Laron Syndrome (LS), (OMIM# 262500), a rare recessively inherited disease caused by deletions or mutations of the GH receptor, gene characterized by dwarfism with low or undetectable serum IGF-I in the presence of high serum GH. In addition to dwarfism, the IGF-I deficiency leads to metabolic abnormalities including aberrations in protein biosynthesis and homeostasis. The only available treatment for LS patients is (r)IGF-I administration.

The present study was aimed to determine the plasma concentrations of specific amino acids and their metabolites in the blood of untreated and IGF-I-treated LS patients.

The study involved a total of 10 LS patients (3 untreated and 7 treated), 2 heterozygote mothers and 3aged subjects. Forty healthy boys and girls served as controls.

The analysis of amino acids and their metabolites was performed using the LC-MS/MS analysis and Waters Acc-Q Tag ultra-derivatization kit. Serum IGF-I levels were measured by a one-step sandwich chemiluminescence immunoassay.

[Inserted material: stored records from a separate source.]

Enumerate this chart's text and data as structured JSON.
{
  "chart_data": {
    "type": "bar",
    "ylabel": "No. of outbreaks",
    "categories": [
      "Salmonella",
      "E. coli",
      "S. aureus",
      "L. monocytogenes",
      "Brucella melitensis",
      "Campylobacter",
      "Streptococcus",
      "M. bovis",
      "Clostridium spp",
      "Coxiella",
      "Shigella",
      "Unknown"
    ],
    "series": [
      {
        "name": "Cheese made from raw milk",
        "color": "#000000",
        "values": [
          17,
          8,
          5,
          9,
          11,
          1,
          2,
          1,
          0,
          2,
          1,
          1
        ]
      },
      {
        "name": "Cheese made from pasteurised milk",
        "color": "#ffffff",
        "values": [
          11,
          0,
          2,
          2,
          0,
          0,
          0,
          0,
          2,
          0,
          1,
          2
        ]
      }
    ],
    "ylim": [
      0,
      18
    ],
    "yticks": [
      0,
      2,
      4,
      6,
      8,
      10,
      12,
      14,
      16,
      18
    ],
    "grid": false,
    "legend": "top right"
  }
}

The results revealed that long-term IGF-I deficiency in LS patients led to abnormal changes in the plasma amino acids metabolism, such as low levels of plasma citrulline, sarcosine and taurine that increased upon IGF-I replacement. The plasma amino acid levels of the heterozygous family members resembled those of the untreated LS patients, whereas the pattern in the 2 double heterozygote sisters previously treated with IGF-I resembled that of the presently IGF-I-treated patients. In addition, plasma ɑ-amino adipic acid levels were elevated in both untreated and IGF-I-treated patients.

In summary our data revealed that LS patients, a condition associated with congenital IGF-I deficiency, have an abnormal plasma amino acid metabolism that is partially restored by IGF-I treatment.

Laron综合征（LS）（OMIM＃262500）是一种罕见的隐性遗传疾病，由GH受体的缺失或突变引起，该基因的特征是在高血清GH存在的情况下，血清IGF-I低或无法检测的侏儒症。除侏儒症外，IGF-I缺乏症还会导致代谢异常，包括蛋白质生物合成和体内稳态的异常。LS患者唯一可用的治疗方法是（r）IGF-I给药。

本研究旨在确定未经治疗和经IGF-I治疗的LS患者血液中特定氨基酸及其代谢产物的血浆浓度。

该研究共涉及10名LS患者（3名未经治疗和7名接受治疗），2名杂合子母亲和3名年龄较大的受试者。40名健康的男孩和女孩作为对照。

使用LC-MS / MS分析和Waters Acc-Q Tag超衍生试剂盒对氨基酸及其代谢产物进行分析。血清IGF-I水平通过一步式夹心化学发光免疫测定法测量。

结果显示，LS患者的长期IGF-I缺乏症导致血浆氨基酸代谢异常变化，例如血浆瓜氨酸，肌氨酸和牛磺酸水平低，而IGF-I替代则增加。杂合家族成员的血浆氨基酸水平类似于未治疗的LS患者的血浆氨基酸水平，而先前用IGF-I治疗的2个双杂合子姐妹的模式类似于当前IGF-I治疗的患者。另外，未经治疗和经IGF-I治疗的患者血浆α-氨基己二酸水平均升高。

总之，我们的数据显示，与先天性IGF-1缺乏症相关的LS患者的血浆氨基酸代谢异常，通过IGF-1治疗可以部分恢复。